Êtes-vous toujours aussi critique sur l’élection du président de la République au suffrage universel ?

Bien sûr. C’est un peu un comble que vous me posiez cette question après trois rassemblements pour la VIe République et contre la monarchie quinquennale. Je n’ai aucune illusion sur le fait que la gestion personnelle parviendrait à régler les problèmes comme François Hollande se le figure. Moi, je crois que l’implication populaire est la condition préalable du changement. La campagne elle-même en rend compte avec un processus d’éducation populaire ample dans lequel on explique beaucoup, on enseigne parfois, et où l’état-major de campagne est en même temps un état-major de bataille.

En quoi la campagne a-t-elle changé votre vision des choses ?

Sa dureté m’a obligé à bannir les à-peu-près, à aller au bout de toutes les logiques parce qu’il fallait expliquer, expliquer encore… La cohérence du discours politique s’est développée à mesure que la campagne avançait. Quand on entend Marie-George Buffet parler d’intérêt général ou de révolution citoyenne, et tant de camarades parler de planification écologique, on voit que la synthèse idéologique s’est faite. Beaucoup de gens l’ont compris, et cela explique pourquoi des décroissants nous ont rejoints.
Le Front de gauche est une force naissante en même temps que renaissante. Chemin faisant, elle a commencé à rompre avec l’ancienne mentalité d’éternels vaincus qui avant même que la bataille soit terminée publiaient des textes pour expliquer leur échec. Ses porte-parole, dont beaucoup de jeunes camarades, ont appris à parler au plus grand nombre. Les gens qui viennent à nos rassemblements ont pris confiance en eux.

La mutation idéologique qui a conduit le Front gauche à s’inscrire dans l’écologie politique est fondamentale.

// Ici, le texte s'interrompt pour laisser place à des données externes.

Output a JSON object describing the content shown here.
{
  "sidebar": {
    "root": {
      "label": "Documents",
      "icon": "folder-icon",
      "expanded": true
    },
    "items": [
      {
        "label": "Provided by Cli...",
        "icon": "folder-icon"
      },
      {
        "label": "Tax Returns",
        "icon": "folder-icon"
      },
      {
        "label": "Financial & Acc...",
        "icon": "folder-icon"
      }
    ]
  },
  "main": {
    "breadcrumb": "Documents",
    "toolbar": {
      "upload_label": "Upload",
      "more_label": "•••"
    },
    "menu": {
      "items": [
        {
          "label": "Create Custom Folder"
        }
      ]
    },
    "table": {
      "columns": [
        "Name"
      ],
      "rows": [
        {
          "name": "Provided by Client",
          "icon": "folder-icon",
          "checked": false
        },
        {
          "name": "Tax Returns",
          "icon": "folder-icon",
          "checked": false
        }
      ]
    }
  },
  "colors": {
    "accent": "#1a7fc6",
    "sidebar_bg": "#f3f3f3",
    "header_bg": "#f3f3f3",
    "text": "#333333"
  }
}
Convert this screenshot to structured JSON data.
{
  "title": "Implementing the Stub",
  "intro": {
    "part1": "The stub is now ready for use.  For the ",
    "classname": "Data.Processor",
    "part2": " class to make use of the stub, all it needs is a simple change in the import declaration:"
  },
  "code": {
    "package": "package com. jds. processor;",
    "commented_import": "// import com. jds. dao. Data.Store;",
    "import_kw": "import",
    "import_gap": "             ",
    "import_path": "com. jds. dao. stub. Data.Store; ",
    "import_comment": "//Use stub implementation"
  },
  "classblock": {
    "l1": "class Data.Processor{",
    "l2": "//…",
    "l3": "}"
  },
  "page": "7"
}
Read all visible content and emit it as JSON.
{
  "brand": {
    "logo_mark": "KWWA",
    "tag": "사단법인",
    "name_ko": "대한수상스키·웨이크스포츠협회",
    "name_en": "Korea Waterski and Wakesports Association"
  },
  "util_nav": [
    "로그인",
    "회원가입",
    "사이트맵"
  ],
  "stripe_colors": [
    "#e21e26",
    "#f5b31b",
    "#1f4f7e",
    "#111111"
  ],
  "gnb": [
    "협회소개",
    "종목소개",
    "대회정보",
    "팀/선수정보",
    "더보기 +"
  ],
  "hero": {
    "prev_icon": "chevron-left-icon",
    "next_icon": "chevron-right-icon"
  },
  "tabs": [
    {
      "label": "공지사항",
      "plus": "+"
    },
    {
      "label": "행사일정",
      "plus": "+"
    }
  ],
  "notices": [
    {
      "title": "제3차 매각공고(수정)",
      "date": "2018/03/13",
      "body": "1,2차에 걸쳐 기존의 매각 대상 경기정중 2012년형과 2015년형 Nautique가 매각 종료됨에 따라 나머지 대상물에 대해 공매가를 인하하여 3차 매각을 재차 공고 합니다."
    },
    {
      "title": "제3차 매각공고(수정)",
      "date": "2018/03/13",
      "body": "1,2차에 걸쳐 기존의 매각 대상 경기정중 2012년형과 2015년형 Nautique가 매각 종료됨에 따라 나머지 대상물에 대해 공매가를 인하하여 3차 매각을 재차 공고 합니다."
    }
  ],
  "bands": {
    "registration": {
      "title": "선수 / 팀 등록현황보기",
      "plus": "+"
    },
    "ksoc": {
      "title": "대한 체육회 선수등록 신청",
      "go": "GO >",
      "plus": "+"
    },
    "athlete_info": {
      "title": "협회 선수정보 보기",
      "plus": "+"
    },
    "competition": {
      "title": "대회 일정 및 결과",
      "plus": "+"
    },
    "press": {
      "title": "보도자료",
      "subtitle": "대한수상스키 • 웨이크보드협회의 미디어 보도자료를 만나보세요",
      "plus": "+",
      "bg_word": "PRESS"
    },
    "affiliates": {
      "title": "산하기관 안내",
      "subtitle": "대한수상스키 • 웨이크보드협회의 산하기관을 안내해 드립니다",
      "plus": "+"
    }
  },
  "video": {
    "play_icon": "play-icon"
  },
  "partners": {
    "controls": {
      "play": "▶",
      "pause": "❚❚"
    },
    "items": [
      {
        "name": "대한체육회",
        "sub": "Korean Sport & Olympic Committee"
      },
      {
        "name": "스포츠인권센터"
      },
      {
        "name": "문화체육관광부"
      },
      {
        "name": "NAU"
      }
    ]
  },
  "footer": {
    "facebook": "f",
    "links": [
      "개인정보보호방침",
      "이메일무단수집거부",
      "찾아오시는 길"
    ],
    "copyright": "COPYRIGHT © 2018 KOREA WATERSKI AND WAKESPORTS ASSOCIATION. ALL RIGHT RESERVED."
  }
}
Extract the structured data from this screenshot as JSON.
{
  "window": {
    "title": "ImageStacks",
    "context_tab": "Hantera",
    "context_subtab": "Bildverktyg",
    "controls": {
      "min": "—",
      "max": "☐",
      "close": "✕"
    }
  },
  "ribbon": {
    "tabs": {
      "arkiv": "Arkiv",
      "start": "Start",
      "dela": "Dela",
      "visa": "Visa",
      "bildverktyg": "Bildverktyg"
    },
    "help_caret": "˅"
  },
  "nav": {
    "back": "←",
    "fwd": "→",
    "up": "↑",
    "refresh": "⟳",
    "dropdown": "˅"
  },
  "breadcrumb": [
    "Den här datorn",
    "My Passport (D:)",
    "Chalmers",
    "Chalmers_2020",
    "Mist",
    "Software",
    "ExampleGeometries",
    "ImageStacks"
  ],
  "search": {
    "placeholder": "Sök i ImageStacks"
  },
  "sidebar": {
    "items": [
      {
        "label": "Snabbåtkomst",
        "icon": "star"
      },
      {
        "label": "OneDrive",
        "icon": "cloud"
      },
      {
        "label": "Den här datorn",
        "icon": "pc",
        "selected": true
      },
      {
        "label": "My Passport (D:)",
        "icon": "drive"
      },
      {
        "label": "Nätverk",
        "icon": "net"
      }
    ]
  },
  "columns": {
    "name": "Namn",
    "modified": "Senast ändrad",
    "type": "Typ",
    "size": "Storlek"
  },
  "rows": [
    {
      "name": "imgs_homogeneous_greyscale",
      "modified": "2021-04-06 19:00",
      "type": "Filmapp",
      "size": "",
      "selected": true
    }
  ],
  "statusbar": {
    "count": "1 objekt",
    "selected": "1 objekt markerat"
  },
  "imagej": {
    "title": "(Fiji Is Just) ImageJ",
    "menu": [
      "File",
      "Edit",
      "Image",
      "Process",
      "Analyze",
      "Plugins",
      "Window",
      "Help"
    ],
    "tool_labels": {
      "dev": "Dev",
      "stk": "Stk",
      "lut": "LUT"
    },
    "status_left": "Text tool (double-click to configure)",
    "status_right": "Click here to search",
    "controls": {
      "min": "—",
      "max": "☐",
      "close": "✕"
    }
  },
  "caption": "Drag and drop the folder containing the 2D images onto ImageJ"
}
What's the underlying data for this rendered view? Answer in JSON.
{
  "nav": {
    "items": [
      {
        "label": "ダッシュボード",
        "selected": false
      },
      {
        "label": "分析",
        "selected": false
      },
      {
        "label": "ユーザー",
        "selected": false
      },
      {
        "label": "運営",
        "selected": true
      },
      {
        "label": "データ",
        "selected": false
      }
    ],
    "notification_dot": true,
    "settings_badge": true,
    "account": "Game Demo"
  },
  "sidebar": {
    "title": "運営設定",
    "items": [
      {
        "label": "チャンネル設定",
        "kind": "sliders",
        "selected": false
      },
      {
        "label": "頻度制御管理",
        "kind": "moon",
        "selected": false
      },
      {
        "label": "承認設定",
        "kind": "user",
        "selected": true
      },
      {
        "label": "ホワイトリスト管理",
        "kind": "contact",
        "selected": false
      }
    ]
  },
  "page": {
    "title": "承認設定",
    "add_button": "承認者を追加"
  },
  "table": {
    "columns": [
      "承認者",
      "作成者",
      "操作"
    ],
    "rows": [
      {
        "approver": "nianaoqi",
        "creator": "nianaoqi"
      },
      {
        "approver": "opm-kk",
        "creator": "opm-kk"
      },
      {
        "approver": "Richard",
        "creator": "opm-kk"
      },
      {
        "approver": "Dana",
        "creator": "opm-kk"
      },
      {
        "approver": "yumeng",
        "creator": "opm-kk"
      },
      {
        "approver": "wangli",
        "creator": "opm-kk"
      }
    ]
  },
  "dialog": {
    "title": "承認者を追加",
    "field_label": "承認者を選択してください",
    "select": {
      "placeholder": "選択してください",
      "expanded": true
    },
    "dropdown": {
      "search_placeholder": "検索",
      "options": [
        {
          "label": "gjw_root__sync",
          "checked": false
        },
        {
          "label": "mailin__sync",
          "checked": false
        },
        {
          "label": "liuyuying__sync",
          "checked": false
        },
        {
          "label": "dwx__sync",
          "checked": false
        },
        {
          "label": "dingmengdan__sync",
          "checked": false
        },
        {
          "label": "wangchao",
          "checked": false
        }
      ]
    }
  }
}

La tâche n’est certes pas achevée, mais la réunion que nous avons faite à l’Usine (le siège de campagne de Jean-Luc Mélenchon, NDLR) avec toutes les boîtes en lutte qui avaient un contre-projet a été, pour moi, un des temps les plus forts. Tous ces contre-projets avaient un contenu écologique très fort. Personne n’avait commencé à faire vivre ainsi une écologie sociale et républicaine.

Quel public nouveau pensez-vous avoir rencontré ?

Le peuple. Nous étions partis de l’idée qu’une majorité de la population se fichait des étiquettes politiques, que l’abstention aux dernières élections révélait l’état de délégitimation du système, et qu’il y avait une immense quantité de gens disponibles pour écouter autre chose et éventuellement s’impliquer, ce qui s’est produit. Voilà pourquoi nous avons toujours fait une campagne d’intérêt général, et non une campagne catégorielle. On l’a démarrée en nous adressant aux ouvriers mais toujours sous l’angle de l’intérêt général. Raison pour laquelle nous avons rassemblé de tous côtés.

Ne manque-t-il pas dans votre programme des mesures écologiques concrètes qui rassureraient ?

Je ne vais pas dire que nous maîtrisons la question de la planification écologique avec un mode d’emploi. En avançant, on découvre. La discussion que j’ai eue avec les dockers de Marseille m’a fait apparaître des choses qui illustrent ce que l’on dit quand on parle de relocalisation, laquelle n’est pas un dogme mais un fil conducteur comme la règle verte ou la planification écologique. D’une discussion sur l’étouffement des ports français, on en est venu à l’idée qu’il était absurde de faire passer à des marchandises le détroit de Gibraltar pour qu’elles remontent l’Atlantique jusqu’à Amsterdam ou Rotterdam, où elles sont mises sur des camions et redescendent ensuite à Lyon.

Faire autrement, ce pourrait être d’imposer que toute marchandise soit déposée dans un port du pays de sa destination. Cela profiterait à tous les ports. Une fois que la marchandise est là, quel périmètre est-on capable de servir ? On s’aperçoit qu’avec le ferroutage on peut faire remonter des quantités considérables de marchandises sans s’exposer au danger de la mer et en supprimant des camions. Voilà comment le concept de planification écologique oblige tout le monde à réfléchir différemment et à développer des cohérences politiques.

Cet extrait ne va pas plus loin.